Q: With social media playing such a large role in any brand’s image, what is your main advice for engaging with customers on these platforms?
A: Consistency is key. Consistency in visuals, when you publish content, and the voice that the content speaks, all of which matters. It’s important to put out quality content at the rate it can be consumed best. That can mean different things for different platforms. A Facebook post, for instance, can continue to reach and engage people for 5–8 hours. An Instagram image can continue for 1–2 days. Meanwhile, most tweets exist for a mere 30–60 minutes. All in all, it takes a plan to be consistent. Consistency doesn’t happen by shooting from the hip. That’s how you shoot your eye out.
Q: Aside from promoting your brand, what are some alternative/inventive ways that you have seen marketing really work for a brewery brand (e.g., generating revenue, building customer base, expanding market reach, etc.)?
A: It’s a noisy world out there. A brewery needs to stand out to be heard and there are a number of ways to do that. For one brand, it may be a sweepstakes to garner attention. Pelican Brewing Company is a great example of this strategy. You can win a 2-night trip to the beach just for following their Facebook page, and 210,000+ people have done exactly that.
For another, it’s striking imagery. Putting time and effort into consistently looking different than everyone else can lend a distinct advantage. I feel like Wayfinder Beer (Portland, Oregon) does this very well. The short animations and graphics of their can label, along with witty, in-your-face captions, have combined to make some strikingly beautiful magic.
Q: What is/are your favorite beer brands to follow? What is it about their marketing that keeps you coming back for new content?
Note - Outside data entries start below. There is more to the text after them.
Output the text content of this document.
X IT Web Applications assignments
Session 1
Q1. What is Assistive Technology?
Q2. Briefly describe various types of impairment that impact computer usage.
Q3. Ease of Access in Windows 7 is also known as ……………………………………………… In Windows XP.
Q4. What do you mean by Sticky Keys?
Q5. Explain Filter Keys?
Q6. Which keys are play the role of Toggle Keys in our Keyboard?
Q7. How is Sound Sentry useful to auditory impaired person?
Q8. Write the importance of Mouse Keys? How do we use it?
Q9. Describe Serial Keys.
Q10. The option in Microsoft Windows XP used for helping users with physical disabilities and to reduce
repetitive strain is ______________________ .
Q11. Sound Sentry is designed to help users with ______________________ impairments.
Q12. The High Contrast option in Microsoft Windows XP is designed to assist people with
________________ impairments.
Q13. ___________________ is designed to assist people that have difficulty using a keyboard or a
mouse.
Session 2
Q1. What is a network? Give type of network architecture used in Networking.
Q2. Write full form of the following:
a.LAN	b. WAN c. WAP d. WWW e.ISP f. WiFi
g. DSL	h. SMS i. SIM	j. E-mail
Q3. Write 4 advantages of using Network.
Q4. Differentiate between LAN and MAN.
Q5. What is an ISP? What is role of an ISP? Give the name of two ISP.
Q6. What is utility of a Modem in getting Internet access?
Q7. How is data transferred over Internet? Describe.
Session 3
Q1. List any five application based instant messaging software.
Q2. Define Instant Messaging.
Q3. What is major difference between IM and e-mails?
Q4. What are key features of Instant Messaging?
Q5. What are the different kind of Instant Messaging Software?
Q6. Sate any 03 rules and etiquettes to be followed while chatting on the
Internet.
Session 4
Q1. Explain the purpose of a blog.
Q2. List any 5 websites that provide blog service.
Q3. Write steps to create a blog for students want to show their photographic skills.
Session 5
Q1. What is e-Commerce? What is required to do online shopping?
A: I mentioned Pelican and Wayfinder already. I really enjoy Cerebral Brewing in Denver, Colorado. They have great image quality and their beer releases are often quite long and very detailed. It plays very well with their lab/library/book nerd vibe. Normally brevity is better, but they’ve made me want to read their longer format.
Cloudburst Brewing in Seattle, Washington is a super fun follow. Their brand says, “we don’t care.” It’s in stark contrast to their beer — which they obviously care very much about. Their marketing pokes fun at marketing itself and flies in the face of our corporate beer overlords. Hilarious stuff.
Brothers Cascadia Brewing in Vancouver, Washington is a great example of a brewery using video storytelling. Their videos are well done and oozing with personality whether they’re tongue-in-cheek or very serious. Either way, there’s attention to quality and they’re very watchable.
Other brands (that I don’t personally work with) who have been very consistent, and therefore successful, include Pfriem Family Brewers (Hood River, Oregon), Left Hand Brewing (Longmont, Colorado), Fort George Brewery (Astoria, Oregon) and Reuben’s Brews (Seattle, Washington).